2/3 des activités privées des pays développés étant des activités de services et la majorité de ces services se déroulant en bureaux, plus de la moitié des activités humaines appartient au phénomène bureaucratique. Chacun à son bureau, pour produire raisonnements complexes, études, projets, présentations, rapport, dossiers, agenda, rendez-vous.

Le bureau est définitivement le grand outil universel des sociétés de services, plus encore dans les sociétés de l’information, où l’ordinateur a remplacé une bonne partie de la paperasse et des outils qui figuraient sur les bureaux anciens.

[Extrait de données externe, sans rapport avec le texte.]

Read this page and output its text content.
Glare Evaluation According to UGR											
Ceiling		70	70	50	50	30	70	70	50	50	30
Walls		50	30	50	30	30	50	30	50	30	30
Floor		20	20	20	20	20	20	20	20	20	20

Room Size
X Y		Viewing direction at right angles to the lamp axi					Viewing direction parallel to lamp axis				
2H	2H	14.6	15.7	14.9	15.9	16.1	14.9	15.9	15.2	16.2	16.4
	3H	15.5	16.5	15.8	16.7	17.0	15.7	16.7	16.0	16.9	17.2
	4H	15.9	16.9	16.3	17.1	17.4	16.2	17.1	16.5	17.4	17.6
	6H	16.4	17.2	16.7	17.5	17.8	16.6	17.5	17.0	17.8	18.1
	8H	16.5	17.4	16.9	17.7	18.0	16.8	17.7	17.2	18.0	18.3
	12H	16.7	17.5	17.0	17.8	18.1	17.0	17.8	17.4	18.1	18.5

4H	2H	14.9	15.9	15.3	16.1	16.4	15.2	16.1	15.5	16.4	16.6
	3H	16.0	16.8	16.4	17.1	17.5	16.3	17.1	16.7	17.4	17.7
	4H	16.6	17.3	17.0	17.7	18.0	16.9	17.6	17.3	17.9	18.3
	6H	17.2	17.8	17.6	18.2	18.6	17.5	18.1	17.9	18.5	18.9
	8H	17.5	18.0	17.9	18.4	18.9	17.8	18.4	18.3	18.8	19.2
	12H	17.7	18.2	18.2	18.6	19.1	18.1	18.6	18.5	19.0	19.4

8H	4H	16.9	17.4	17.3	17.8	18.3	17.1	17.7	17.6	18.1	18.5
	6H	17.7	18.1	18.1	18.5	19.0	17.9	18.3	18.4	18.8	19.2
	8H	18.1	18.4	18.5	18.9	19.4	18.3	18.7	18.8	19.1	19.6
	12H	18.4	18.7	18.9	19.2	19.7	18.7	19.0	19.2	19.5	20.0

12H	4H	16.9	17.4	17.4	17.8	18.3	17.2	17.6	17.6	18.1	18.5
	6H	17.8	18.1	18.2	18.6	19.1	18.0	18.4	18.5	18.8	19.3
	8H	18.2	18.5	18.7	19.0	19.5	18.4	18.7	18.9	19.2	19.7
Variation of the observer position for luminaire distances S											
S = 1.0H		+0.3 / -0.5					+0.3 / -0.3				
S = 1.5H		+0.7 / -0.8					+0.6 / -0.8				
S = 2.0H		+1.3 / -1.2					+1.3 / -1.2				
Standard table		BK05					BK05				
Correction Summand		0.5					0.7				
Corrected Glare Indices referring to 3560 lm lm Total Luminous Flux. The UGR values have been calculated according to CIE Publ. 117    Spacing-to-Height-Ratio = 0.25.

La question de la productivité bureaucratique se pose, dans cet environnement. Elle se pose économiquement, elle se pose organisationnellement, elle se pose informatiquement (informationnistiquement même, au sens où le contenu même de l’information influe sur la structure des activités), elle se pose humainement, elle se pose même en termes d’architecture d’intérieur.

La pensée économique commune hypostasie les gains de productivité dans les usines, comme les physiocrates la pensaient sur la matière agricole. Or, la question de la productivité dans les bureaucratie se pose et interroge avec elle tout un ensemble de phénomènes sociaux, économiques, représentationnels et même environnementaux.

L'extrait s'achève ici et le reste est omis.